In SICU patient developed severe ARDS in the setting of chorioamnionitis and pneumonia. Chest xray showing bilateral pulmonary infiltrates and a PaO2/FiO2 ratio <200. ARDSnet protocol was initiated and patient was consulted for ECMO by the cardiothoracic team. She was placed on vasopressor support as well as cisatracurium infusion. Vancomycin, piperacillin and tazobactam were started. Oxygenation progressively improved and she was extubated on POD #3. Patient was closely monitored for neurological deficits suggestive of epidural abscess throughout.
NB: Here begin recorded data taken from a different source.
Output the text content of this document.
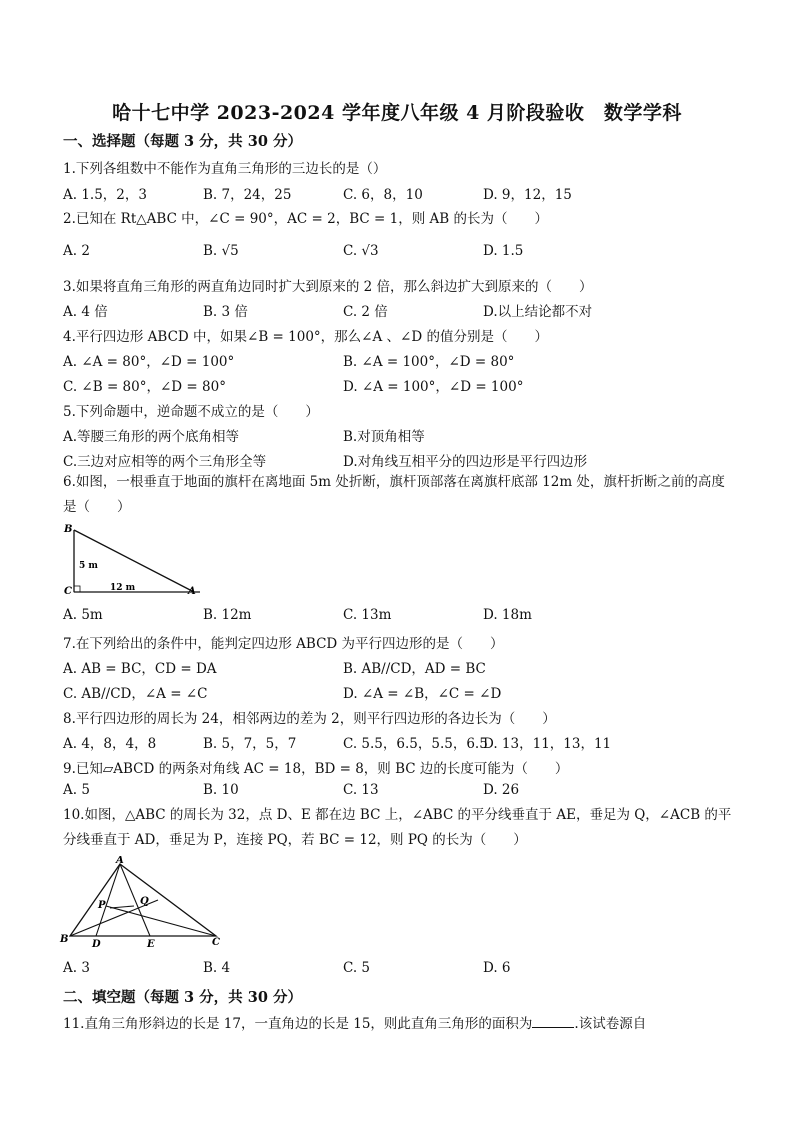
哈十七中学 2023-2024 学年度八年级 4 月阶段验收　数学学科
一、选择题（每题 3 分，共 30 分）
1.下列各组数中不能作为直角三角形的三边长的是（）
A. 1.5，2，3	B. 7，24，25	C. 6，8，10	D. 9，12，15
2.已知在 Rt△ABC 中，∠C = 90°，AC = 2，BC = 1，则 AB 的长为（　　）
A. 2	B. √5	C. √3	D. 1.5
3.如果将直角三角形的两直角边同时扩大到原来的 2 倍，那么斜边扩大到原来的（　　）
A. 4 倍	B. 3 倍	C. 2 倍	D.以上结论都不对
4.平行四边形 ABCD 中，如果∠B = 100°，那么∠A 、∠D 的值分别是（　　）
A. ∠A = 80°，∠D = 100°	B. ∠A = 100°，∠D = 80°
C. ∠B = 80°，∠D = 80°	D. ∠A = 100°，∠D = 100°
5.下列命题中，逆命题不成立的是（　　）
A.等腰三角形的两个底角相等	B.对顶角相等
C.三边对应相等的两个三角形全等	D.对角线互相平分的四边形是平行四边形
6.如图，一根垂直于地面的旗杆在离地面 5m 处折断，旗杆顶部落在离旗杆底部 12m 处，旗杆折断之前的高度是（　　）
B
C	A
5 m
12 m
A. 5m	B. 12m	C. 13m	D. 18m
7.在下列给出的条件中，能判定四边形 ABCD 为平行四边形的是（　　）
A. AB = BC，CD = DA	B. AB//CD，AD = BC
C. AB//CD，∠A = ∠C	D. ∠A = ∠B，∠C = ∠D
8.平行四边形的周长为 24，相邻两边的差为 2，则平行四边形的各边长为（　　）
A. 4，8，4，8	B. 5，7，5，7	C. 5.5，6.5，5.5，6.5
D. 13，11，13，11
9.已知▱ABCD 的两条对角线 AC = 18，BD = 8，则 BC 边的长度可能为（　　）
A. 5	B. 10	C. 13	D. 26
10.如图，△ABC 的周长为 32，点 D、E 都在边 BC 上，∠ABC 的平分线垂直于 AE，垂足为 Q，∠ACB 的平分线垂直于 AD，垂足为 P，连接 PQ，若 BC = 12，则 PQ 的长为（　　）
A
B	C
D	E
P	Q
A. 3	B. 4	C. 5	D. 6
二、填空题（每题 3 分，共 30 分）
11.直角三角形斜边的长是 17，一直角边的长是 15，则此直角三角形的面积为	.该试卷源自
The flu is likely to cause more severe symptoms in pregnancy due to pregnancy related changes of the immune, cardiovascular and respiratory systems. This increased risk extends into the 2 week postpartum period. When symptoms of the flu are present it is imperative to initiate antiviral therapy as soon as possible, preferably within 48 hours of the onset of symptoms regardless of laboratory confirmation. Oral oseltamivir orally for 5 days is the preferred treatment in pregnancy. In previously published cases of flu during pregnancy, outcomes of the cases ranged from uneventful recovery during outpatient treatment with oral oseltamivir, to successful intensive care for manifestations of adult respiratory distress syndrome, to death in the ICU from cardiorespiratory failure. Early recognition, antiviral therapy, acetaminophen and supportive care which may require intensive care are the keys to successful outcomes during pregnancy.
Hymel BJ, Diaz JH, Labrie-Brown CL, Kaye AD. Novel Influenza A (H1N1) Viral Infection in Late Pregnancy: Report of a Case. The Ochsner Journal. 2010;10(1):32-37.